Monday, Apr. 14, 1997

ACTING PRESIDENTS

By BRUCE HANDY

Five years ago, the President of the U.S. couldn't get arrested, at least not in the show-business sense of the phrase. "No one's interested in movies about the President," an agent told me in the spring of 1992, explaining why we had seen relatively few presidential characters on the big screen since the era of Dr. Strangelove and Seven Days in May back in the '60s. "People get enough of him on the news every night. They don't want to see him at the multiplex." This was the conventional wisdom in Hollywood at the time. Two enervating elections and four draining (though interesting) years of Bill Clinton later, you might think it would still hold true.

But 1997 is still young, and already two White House-themed thrillers, Shadow Conspiracy and Absolute Power, have passed through theaters, and a third arrives next week: Murder at 1600, in which Wesley Snipes, playing a Washington detective, investigates a homicide at the well-known Pennsylvania Avenue address. These films are only the most recent manifestations of a trend that dates back to Dave, the 1993 comedy in which Kevin Kline plays a gentle presidential impostor. Since then we have probably seen more Presidents onscreen than, say, strippers and volcanologists combined.
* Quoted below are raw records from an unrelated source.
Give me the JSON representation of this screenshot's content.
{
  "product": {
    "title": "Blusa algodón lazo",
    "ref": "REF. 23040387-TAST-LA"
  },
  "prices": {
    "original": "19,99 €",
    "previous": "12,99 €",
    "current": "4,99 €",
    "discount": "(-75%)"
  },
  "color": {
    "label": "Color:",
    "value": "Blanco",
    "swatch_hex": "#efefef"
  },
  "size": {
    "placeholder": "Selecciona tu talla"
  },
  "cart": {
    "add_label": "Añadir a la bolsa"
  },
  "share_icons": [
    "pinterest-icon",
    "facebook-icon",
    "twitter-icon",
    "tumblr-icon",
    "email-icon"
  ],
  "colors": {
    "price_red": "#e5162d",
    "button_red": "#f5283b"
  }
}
We have seen Presidents and ex-Presidents as the lead in a romantic comedy (The American President), as crabby partners in a road movie (My Fellow Americans), as an ambiguous foil for action hero Harrison Ford (Clear and Present Danger), as a work-obsessed '90s dad (First Kid), as battlers of alien invaders (Independence Day, Mars Attacks!) and, perhaps most disturbing of all, as Alan Alda (Canadian Bacon).

This summer, in Air Force One, we will have the opportunity to envision what it would be like to have a Chief Executive, played by Harrison Ford himself, who can deal Die Hard-style with international terrorists when they make the mistake of commandeering his plane. "He's not a ninja or anything," explains Armyan Bernstein, one of Air Force One's four producers, "but he knows how to fight." The back story is that this President served in Vietnam as a helicopter pilot and won a Congressional Medal of Honor for fighting his way out of the jungle after a crash. "At last," went one of the film's proposed (and rejected) advertising slogans, "America has a kick-ass President." The ways in which real Presidents respond to terrorism, launch surgical strikes and the like will no doubt seem effete by comparison.
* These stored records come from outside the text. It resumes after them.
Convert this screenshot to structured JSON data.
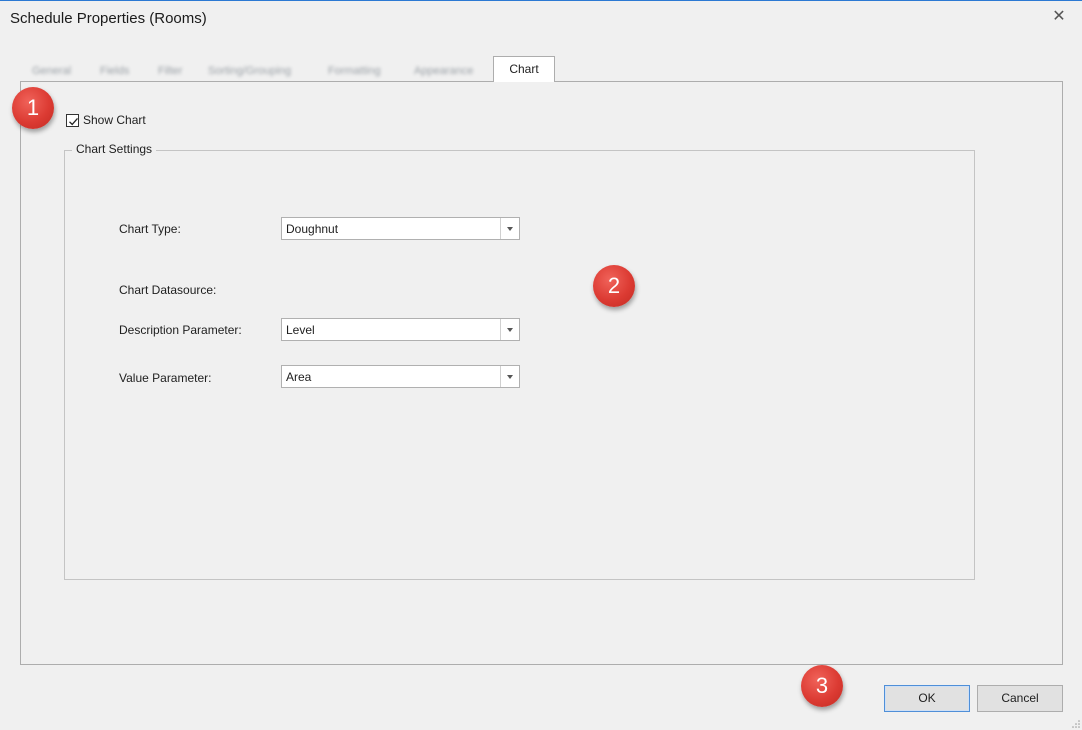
{
  "window": {
    "title": "Schedule Properties (Rooms)",
    "close_glyph": "✕"
  },
  "tabs": {
    "inactive": [
      "General",
      "Fields",
      "Filter",
      "Sorting/Grouping",
      "Formatting",
      "Appearance"
    ],
    "active": "Chart"
  },
  "show_chart": {
    "label": "Show Chart",
    "checked": true
  },
  "chart_settings": {
    "legend": "Chart Settings",
    "chart_type_label": "Chart Type:",
    "chart_type_value": "Doughnut",
    "datasource_label": "Chart Datasource:",
    "description_label": "Description Parameter:",
    "description_value": "Level",
    "value_label": "Value Parameter:",
    "value_value": "Area"
  },
  "buttons": {
    "ok": "OK",
    "cancel": "Cancel"
  },
  "markers": [
    "1",
    "2",
    "3"
  ],
  "colors": {
    "marker_red": "#dc3b33",
    "accent_blue": "#2b79d3"
  }
}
The most unusual concept yet for a White House movie--one imagines, anyway--belongs to Sacred Cows, a notorious and as yet unproduced screenplay by Joe Eszterhas, who is most famous for writing Basic Instinct and Showgirls. Sacred Cows, which is being developed by MGM, tells the story of a President who is caught having a trans-species tryst in a barn. At various times, according to Eszterhas, Steven Spielberg, Milos Forman and Robert Zemeckis have all been attached to the film as directors. "It's a comedic but serious piece," Eszterhas says. "It ultimately makes the case that the President of the U.S. has to tell the truth." Indeed, the screenplay's climax has President Sam Parr confessing to the nation during a debate, "Yes, I diddled that cow!" Buoyed by his honesty, voters re-elect him in a landslide. "Maybe you're right," Eszterhas responds when asked if his script is just too vulgar ever to be made, "but I hope it has something to say."

Ivan Reitman, who directed Dave, believes the spate of White House movies may be in part a kind of narcissistic reaction to the Clinton presidency: the fact that Clinton, like many of those in power in Hollywood, is an unabashed baby boomer has made the office seem more accessible. "He's just like me," Reitman says. "He's my age. He probably smoked pot. There are a lot of commonalities." "He's more available to us," agrees Bernstein, who means "available" socioculturally as well as literally. The President's proclivity for hobnobbing with show-biz folk is well known, and many filmmakers have even enjoyed White House sleepovers. "You write about what you know," says Bernstein.

Clinton's elusiveness, as both a politician and a man, would also seem to make his presidency ripe for interpretation by popular culture. So take your pick: Is the President an irresponsible party boy, as in Republican Clint Eastwood's Absolute Power, or a slow-to-anger knight in shining armor, as in Democrat Rob Reiner's The American President? Or maybe he's just a compassionate fellow who lives to minister to fatally ill kids, as in A Child's Wish, a recent TV movie on cbs. That President was played in a cameo by Bill Clinton, which made him the first Chief Executive to play himself as a character in an actual drama, as opposed to a character in a photo op, press conference or some other bit of contemporary presidential shtick. In fact, the question of whether Clinton was believable in the TV movie is secondary to the question of whether doing a TV movie even counts as a departure from his day job. And that may point to the ultimate reason contemporary audiences are responding to movies about the White House. Unlike real Presidents, the ones on the big screen don't come off like actors.